Jüchen – Schon im letzten Jahr hat der NABU-Jüchen am Rande von Jüchen, unweit der Robert-Bosch-Straße, ein kleines Feldgehölz mit Schlehe, Weißdorn, Hundsrose, Wildapfel und Salweide angelegt. Leider sind aber etliche Pflanzen nicht angegangen oder wurden von Wildkaninchen abgeschält.
Nun wurden noch einmal knapp 50 Wildsträucher, darunter Gemeiner Schneeball, Feldahorn, Pfaffenhütchen, Weißdorn und Haselnuss, nachgepflanzt.

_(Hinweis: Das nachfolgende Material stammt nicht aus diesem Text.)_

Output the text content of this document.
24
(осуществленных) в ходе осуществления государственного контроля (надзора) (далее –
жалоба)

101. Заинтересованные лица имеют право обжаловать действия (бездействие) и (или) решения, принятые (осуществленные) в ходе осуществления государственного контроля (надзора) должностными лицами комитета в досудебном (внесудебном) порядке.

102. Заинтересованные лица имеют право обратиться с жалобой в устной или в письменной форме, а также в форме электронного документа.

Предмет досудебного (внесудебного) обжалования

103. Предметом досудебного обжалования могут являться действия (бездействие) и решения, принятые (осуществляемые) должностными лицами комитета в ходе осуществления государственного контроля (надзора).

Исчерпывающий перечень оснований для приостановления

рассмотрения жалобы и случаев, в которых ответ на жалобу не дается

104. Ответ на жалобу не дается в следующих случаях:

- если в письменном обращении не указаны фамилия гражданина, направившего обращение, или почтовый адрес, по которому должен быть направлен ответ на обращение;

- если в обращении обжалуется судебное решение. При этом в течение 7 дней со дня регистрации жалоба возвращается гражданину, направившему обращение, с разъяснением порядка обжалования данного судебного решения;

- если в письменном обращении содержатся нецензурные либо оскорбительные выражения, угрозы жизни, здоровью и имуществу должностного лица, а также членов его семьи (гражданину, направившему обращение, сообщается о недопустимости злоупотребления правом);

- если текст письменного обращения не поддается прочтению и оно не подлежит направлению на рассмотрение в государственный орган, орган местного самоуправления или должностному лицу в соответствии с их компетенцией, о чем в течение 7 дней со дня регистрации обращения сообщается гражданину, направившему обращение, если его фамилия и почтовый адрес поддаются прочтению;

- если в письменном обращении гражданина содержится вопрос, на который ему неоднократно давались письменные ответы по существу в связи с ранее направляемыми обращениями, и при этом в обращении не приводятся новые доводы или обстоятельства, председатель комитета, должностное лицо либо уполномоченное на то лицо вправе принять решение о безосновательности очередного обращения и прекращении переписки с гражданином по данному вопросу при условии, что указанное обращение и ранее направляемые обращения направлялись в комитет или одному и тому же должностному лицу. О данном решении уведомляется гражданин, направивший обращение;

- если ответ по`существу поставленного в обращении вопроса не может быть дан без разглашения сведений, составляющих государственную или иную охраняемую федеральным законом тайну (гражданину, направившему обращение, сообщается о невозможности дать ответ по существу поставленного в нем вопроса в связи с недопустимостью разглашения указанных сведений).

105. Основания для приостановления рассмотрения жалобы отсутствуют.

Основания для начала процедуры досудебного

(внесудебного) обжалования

Diesmal sind die Pflanzen schon größer und kräftiger und werden so, hoffentlich unbeschadet, sehr bald ein enges Feldgehölz für Vögel, Säugetiere und Wildbienen schaffen. Natürlich wird der NABU-Jüchen auch weiterhin diese Fläche pflegen. Das heißt, die dort auch wachsenden Brennnesseln durch einen regelmäßigen Schnitt kleinzuhalten und die Wildsträucher bei Trockenperioden zu wässern, bis sich dann in zwei oder drei Jahren die Fläche sich selbst überlassen werden kann!